Von Kristoff Meller und Bernhard Konrad
Lörrach. Die Schweizerische Nationalbank (SNB) hat die Kopplung des Franken an den Euro aufgehoben und damit nicht nur an den Finanzmärkten Turbulenzen ausgelöst, sondern entlang der deutsch-schweizerischen Grenze ebenfalls für Diskussionen gesorgt – auch in Lörrach.

Seit mehr als drei Jahren galt ein Mindestkurs von 1,20 Franken je Euro, dieser ist nun hinfällig. Das heißt: der Franken wird zumindest zunächst noch stärker werden. Was bedeutet das für die große Kreisstadt?

André Marker, Vorstandsvorsitzender Sparkasse Lörrach-Rheinfelden: „Ich habe damit gerechnet, dass die SNB ihre Politik des Euro-Ankaufs nicht das ganze Jahr durchhalten kann, aber der frühe Zeitpunkt ist wirklich überraschend. Wir haben heute permanent unsere Kurse an den Automaten und Schaltern angepasst, aber den Handel nicht ausgesetzt. Entscheidend war, dass es dennoch einen Fixingkurs gab, der unter den Banken gehandelt wurde.

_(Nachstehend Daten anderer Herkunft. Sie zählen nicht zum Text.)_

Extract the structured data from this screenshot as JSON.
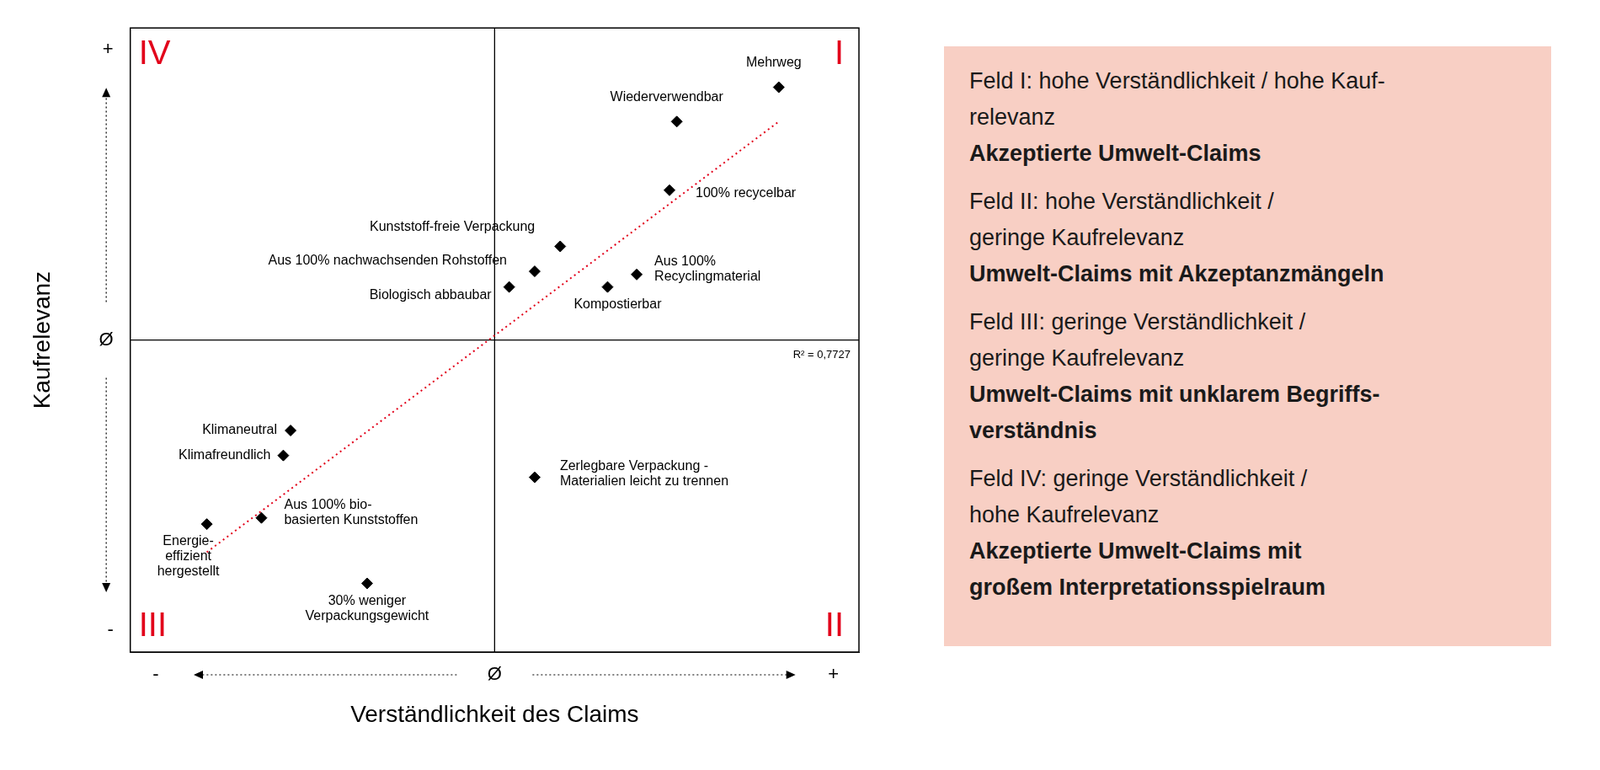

Die Kaufkraft der Schweizer wurde heute natürlich mit einem Schlag deutlich erhöht und ich glaube, dass wir künftig noch mehr Schweizer bei unseren Einzelhändlern sehen werden. Gleichzeitig hat sich auch das Einkommen unserer Grenzgänger massiv erhöht. Selbst wenn die SNB intervenieren sollte, um einen Kurs von 1,10 zu erreichen, gibt es eine nachhaltige Einkommenserhöhung für die Grenzgänger, was sich ebenfalls positiv auf die Kaufkraft in der Region auswirkt.

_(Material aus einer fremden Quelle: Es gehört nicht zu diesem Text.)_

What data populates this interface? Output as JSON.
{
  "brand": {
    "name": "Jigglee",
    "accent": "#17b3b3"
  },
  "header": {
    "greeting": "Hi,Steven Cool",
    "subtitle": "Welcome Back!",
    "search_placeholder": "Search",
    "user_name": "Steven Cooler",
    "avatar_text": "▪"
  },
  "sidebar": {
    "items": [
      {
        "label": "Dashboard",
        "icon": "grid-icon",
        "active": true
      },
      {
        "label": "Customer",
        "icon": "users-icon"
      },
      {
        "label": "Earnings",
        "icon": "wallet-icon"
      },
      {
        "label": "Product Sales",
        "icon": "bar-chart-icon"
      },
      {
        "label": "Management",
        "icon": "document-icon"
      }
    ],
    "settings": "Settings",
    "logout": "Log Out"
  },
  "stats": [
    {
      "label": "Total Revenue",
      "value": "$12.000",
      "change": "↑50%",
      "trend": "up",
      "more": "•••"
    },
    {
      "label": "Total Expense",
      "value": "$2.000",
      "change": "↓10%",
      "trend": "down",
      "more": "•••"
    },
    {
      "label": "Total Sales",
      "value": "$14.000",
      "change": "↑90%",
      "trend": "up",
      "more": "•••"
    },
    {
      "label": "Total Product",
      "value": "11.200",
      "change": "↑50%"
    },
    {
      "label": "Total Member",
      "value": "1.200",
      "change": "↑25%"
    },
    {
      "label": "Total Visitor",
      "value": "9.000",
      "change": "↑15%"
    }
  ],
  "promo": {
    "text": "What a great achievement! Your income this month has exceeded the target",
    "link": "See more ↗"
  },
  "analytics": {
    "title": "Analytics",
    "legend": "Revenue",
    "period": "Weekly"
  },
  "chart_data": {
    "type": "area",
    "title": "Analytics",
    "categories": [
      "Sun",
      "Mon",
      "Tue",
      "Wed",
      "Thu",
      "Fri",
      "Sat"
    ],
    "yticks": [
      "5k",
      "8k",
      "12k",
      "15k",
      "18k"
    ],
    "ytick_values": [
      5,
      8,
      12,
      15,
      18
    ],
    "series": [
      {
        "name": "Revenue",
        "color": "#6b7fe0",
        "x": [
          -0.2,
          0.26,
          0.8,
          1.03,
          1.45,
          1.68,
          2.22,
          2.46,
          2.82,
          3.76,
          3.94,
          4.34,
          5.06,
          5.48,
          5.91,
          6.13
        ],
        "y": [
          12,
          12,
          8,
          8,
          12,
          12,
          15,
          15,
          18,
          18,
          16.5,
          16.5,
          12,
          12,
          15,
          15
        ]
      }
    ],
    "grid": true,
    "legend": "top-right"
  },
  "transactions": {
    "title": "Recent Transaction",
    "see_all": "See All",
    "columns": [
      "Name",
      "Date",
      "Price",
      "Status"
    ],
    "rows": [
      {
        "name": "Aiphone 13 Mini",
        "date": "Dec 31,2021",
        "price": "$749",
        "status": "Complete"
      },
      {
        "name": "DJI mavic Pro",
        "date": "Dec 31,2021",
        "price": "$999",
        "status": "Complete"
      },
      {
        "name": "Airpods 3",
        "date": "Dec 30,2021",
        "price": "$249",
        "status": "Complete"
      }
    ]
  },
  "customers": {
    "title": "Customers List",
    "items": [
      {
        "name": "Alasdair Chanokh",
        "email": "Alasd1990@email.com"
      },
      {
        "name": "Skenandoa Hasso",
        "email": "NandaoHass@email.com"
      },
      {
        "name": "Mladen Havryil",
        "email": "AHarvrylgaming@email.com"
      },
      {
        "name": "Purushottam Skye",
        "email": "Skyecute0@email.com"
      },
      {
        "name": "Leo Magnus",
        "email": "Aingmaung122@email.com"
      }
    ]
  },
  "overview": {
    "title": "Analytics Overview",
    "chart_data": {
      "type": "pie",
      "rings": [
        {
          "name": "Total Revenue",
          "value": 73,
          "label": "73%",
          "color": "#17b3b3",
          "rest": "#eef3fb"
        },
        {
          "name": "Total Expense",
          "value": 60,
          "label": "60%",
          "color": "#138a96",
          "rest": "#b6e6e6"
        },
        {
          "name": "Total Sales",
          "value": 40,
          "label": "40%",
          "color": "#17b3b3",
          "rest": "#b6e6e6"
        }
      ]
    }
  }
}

Eine Frage ist, wie die Schweizer reagieren, die bei deutschen Banken Geld angelegt haben. Sie haben zwar einen Kursverlust erlitten, dafür gibt es hier aber immerhin noch eine gewisse Verzinsung, während in der Schweiz ein flächendeckender Negativzins eintreten wird.

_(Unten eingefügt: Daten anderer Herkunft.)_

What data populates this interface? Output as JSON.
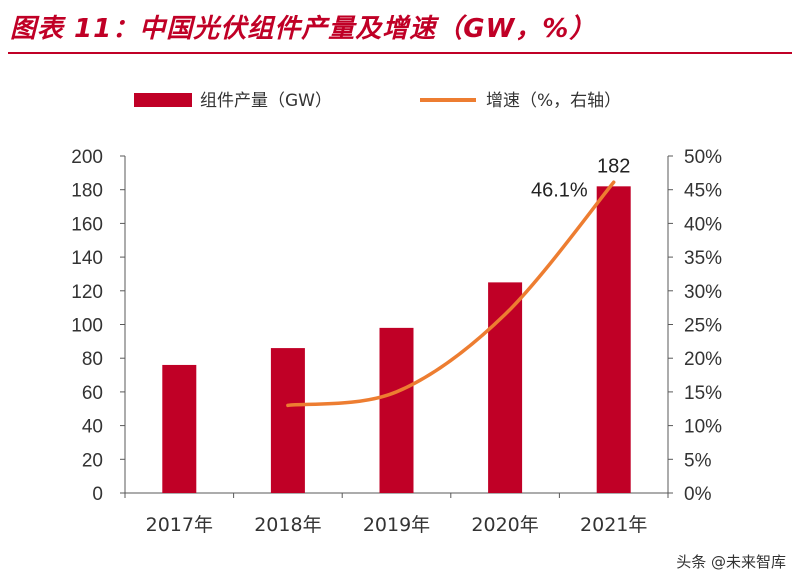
{
  "title": "图表 11：中国光伏组件产量及增速（GW，%）",
  "watermark": "头条 @未来智库",
  "chart_data": {
    "type": "bar",
    "categories": [
      "2017年",
      "2018年",
      "2019年",
      "2020年",
      "2021年"
    ],
    "series": [
      {
        "name": "组件产量（GW）",
        "kind": "bar",
        "axis": "left",
        "color": "#c00026",
        "values": [
          76,
          86,
          98,
          125,
          182
        ]
      },
      {
        "name": "增速（%，右轴）",
        "kind": "line",
        "axis": "right",
        "color": "#ed7d31",
        "values": [
          null,
          13.0,
          15.0,
          26.5,
          46.1
        ]
      }
    ],
    "left_axis": {
      "min": 0,
      "max": 200,
      "ticks": [
        "0",
        "20",
        "40",
        "60",
        "80",
        "100",
        "120",
        "140",
        "160",
        "180",
        "200"
      ]
    },
    "right_axis": {
      "min": 0,
      "max": 50,
      "ticks": [
        "0%",
        "5%",
        "10%",
        "15%",
        "20%",
        "25%",
        "30%",
        "35%",
        "40%",
        "45%",
        "50%"
      ]
    },
    "annotations": [
      {
        "label": "182",
        "series": 0,
        "index": 4
      },
      {
        "label": "46.1%",
        "series": 1,
        "index": 4
      }
    ],
    "legend": "top"
  }
}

Auch Kunden mit einem Darlehen in Schweizer Franken sind betroffen, zumindest wenn sie keine Einkünfte in Franken haben, ist ihr Kredit nun deutlich teurer. Insgesamt gibt es sehr vielfältige Wechselwirkungen und man muss abwarten, wie sich der Kurs manifestiert. Nur eines ist sicher: Einen Franken-Kurs von 1,20 werden wir auf absehbare Zeit nicht mehr sehen.“

Ulf Bleckmann, Vorstand Volksbank Dreiländereck: „Diese Entscheidung kam völlig überraschend, weil die SNB noch im November bei der Volksabstimmung wortgewaltig die Kopplung von Goldreserven und Euro-Mindestkurs betont hat. Durch die Aufgabe dieser Kopplung gibt es nun einen gewaltigen Reputationsverlust. Die SNB ist heute der große Verlierer.

Als der Euro-Kurs als Überreaktion heute Vormittag auf 0,86 Franken abgerutscht ist, haben wir den Tausch mit der Währung ausgesetzt, weil die Folgen zu diesem Zeitpunkt nicht absehbar waren. Auch wenn wir damit den ein oder anderen Schweizer in unseren Filialen verärgert haben. Ich gehe aber davon aus, dass wir im Laufe des Nachmittags wieder Kurse stellen werden und zum normalen Betrieb zurückkehren. Vermutlich wird es morgen und übermorgen längere Schlangen vor den Geldautomaten geben.

Die Zahl der Schweizer Kunden in Lörrach wird sicher noch einmal steigen. Hat es sich bisher schon gelohnt, aus dem Wallis über die Grenze zu fahren, lohnt es sich jetzt auch für Tessiner bei uns dem Konsum zu frönen.“

Thomas Nostadt, Geschäftsführer der Wohnbau Lörrach: „Das wird Auswirkungen haben, die wir heute noch gar nicht absehen könne. Das Kaufkraftgefälle wird zumindest kurzfristig noch größer. Wie sich die Dinge langfristig entwickeln, müssen wir erst noch sehen.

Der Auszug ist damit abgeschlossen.